Thankfully, things that break from the norm are absolutely fantastic looking. A massive rally finally ending with a won point turns the on-screen player into a grinning, exhausted ball of glee, and clinching a game, set and match with a hard-fought point sees that player drop the racquet and throw their hands up into the air. Other great details include court surfaces like clay producing plenty of slides to reach far-off shots and little footprints and slippery trails in the light dusting on the court.
If the presentation is stark, the actual animations themselves are absolutely superlative. The tweening between motion-captured actions is absolutely perfect, seamlessly letting a player a full gallop transition into a celebratory fist-pump with nary a hitch.

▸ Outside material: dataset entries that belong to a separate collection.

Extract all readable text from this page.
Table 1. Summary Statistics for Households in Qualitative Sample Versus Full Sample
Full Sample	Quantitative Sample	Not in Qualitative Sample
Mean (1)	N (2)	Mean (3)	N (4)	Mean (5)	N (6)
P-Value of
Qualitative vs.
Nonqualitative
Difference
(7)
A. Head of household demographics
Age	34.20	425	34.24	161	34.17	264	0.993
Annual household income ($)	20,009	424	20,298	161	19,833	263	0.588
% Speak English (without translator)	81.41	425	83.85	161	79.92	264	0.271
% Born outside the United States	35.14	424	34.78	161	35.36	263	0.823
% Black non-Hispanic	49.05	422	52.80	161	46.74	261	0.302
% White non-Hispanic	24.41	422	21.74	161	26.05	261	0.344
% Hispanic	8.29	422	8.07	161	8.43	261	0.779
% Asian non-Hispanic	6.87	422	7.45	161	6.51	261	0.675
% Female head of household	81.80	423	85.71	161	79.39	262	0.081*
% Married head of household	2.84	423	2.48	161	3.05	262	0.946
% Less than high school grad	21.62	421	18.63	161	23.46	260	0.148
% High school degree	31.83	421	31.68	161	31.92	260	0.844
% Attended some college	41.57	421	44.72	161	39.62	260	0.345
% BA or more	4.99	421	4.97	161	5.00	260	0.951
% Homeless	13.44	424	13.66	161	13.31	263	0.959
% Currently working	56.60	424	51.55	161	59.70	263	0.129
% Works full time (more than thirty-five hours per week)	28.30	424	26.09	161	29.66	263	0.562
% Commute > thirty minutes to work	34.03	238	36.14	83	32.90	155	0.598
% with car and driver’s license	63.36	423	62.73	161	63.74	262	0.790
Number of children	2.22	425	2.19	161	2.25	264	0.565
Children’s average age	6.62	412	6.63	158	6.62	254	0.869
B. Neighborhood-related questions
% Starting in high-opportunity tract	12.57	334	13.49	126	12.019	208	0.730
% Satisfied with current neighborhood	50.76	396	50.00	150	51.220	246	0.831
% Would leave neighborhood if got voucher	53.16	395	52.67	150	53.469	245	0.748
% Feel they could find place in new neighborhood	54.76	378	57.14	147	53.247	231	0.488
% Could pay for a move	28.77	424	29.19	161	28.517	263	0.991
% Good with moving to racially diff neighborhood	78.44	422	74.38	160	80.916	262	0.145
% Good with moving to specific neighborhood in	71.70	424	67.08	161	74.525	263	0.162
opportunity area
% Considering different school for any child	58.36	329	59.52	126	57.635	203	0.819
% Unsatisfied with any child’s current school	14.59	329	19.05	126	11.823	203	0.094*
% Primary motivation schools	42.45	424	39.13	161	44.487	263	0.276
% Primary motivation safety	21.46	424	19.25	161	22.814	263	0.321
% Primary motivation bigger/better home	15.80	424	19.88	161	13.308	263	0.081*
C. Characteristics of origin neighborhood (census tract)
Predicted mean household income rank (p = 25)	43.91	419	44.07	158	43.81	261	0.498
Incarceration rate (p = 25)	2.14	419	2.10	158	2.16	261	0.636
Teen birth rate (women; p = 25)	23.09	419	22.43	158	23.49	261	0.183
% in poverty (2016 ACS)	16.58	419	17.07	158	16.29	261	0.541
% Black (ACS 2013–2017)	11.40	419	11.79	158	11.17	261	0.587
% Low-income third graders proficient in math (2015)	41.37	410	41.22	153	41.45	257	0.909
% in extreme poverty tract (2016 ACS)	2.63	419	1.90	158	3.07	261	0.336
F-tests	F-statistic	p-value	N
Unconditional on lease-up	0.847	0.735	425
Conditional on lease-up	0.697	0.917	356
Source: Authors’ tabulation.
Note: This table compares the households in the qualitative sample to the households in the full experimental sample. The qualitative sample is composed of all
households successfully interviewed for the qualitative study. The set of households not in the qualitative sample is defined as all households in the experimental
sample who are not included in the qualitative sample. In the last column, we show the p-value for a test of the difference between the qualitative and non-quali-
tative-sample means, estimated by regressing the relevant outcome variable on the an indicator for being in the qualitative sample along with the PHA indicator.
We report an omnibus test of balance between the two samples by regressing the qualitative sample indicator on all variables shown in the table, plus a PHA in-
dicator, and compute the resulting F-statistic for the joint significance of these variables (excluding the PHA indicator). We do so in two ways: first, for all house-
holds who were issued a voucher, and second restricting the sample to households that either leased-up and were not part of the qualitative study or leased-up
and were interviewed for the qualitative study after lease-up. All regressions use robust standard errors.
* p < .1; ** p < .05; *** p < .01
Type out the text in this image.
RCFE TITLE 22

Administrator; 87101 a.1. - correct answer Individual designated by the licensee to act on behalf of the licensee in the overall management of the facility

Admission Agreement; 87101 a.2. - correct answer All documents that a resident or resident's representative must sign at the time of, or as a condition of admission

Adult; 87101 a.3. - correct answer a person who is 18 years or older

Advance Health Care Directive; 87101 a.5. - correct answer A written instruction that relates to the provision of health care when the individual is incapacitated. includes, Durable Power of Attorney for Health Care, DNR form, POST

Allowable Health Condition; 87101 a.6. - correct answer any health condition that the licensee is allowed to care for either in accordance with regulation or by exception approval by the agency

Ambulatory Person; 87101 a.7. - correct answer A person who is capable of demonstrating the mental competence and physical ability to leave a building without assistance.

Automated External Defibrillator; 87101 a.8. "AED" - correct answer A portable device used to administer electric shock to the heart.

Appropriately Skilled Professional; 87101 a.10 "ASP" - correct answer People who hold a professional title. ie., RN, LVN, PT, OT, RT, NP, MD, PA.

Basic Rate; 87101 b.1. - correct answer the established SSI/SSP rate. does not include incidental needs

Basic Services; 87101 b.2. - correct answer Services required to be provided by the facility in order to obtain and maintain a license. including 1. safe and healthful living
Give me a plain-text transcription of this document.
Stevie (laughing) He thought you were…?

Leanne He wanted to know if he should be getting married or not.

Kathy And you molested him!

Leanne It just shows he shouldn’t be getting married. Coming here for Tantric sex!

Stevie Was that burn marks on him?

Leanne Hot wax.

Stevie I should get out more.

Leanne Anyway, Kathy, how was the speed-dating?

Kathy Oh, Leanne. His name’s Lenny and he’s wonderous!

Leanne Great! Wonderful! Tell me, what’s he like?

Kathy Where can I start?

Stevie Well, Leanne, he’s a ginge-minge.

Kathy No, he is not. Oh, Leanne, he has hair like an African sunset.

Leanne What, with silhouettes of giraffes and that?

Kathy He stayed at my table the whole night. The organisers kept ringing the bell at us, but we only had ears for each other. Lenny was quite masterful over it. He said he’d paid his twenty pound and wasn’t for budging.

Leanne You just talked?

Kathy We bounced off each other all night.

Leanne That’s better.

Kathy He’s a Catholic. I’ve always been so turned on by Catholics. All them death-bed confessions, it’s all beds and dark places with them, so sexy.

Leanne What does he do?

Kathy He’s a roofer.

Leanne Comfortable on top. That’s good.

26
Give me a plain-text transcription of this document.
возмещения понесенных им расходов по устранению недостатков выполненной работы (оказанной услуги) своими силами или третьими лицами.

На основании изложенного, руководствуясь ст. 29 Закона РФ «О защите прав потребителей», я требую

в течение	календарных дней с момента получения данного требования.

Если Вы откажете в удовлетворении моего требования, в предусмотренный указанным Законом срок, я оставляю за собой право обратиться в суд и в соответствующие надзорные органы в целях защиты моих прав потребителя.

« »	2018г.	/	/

Despite a dazzling number of possible combinations of momentum, speed, distance to a shot and the type of shot, the game seems to flawlessly deliver something that looks absolutely life-like, and it really is impressive - not to mention commendable - though this is something tennis games have done well for quite a while now. Even still, it's no less impressive, and Top Spin 4 does it very, very well.
Less so are the game's more optional components - namely 3D support (available on the PS3 and 360) and the ability to use the PlayStation Move on the PS3. For the former, there's surprising lack of consideration for depth; HUD elements float above everything else, creating a jarring look when players scoot around the court, though we'll admit that it does help make judging the distance of the ball a bit easier. For 360 owners bemoaning the lack of Kinect support, as is being done with Virtua Tennis 4, fret not.
The Move implementation is, at best, a minor novelty that doesn't take into account things like racquet angle and has players hold and swing the controller in funky arcs while still using a normal DualShock or Navigation Controller to move the player and aim shots. Even a one-off mode that really took into account all the data the Move is able to deliver would be great, as things like Sports Champions' table tennis game show the controller can be incredibly accurate.
Still, the options are there should one want to show off their extra tech, though anyone that must do without will hardly be hurting. Instead, the core game itself is the draw, and thanks to a control scheme that delivers enough information to keep every shot interesting while never reneging on the promise of easy-to-play/tough-to-master, Top Spin 4 emerges as an absolutely killer tennis sim and one worthy of being considered one of the deepest and most rewarding seen thus far.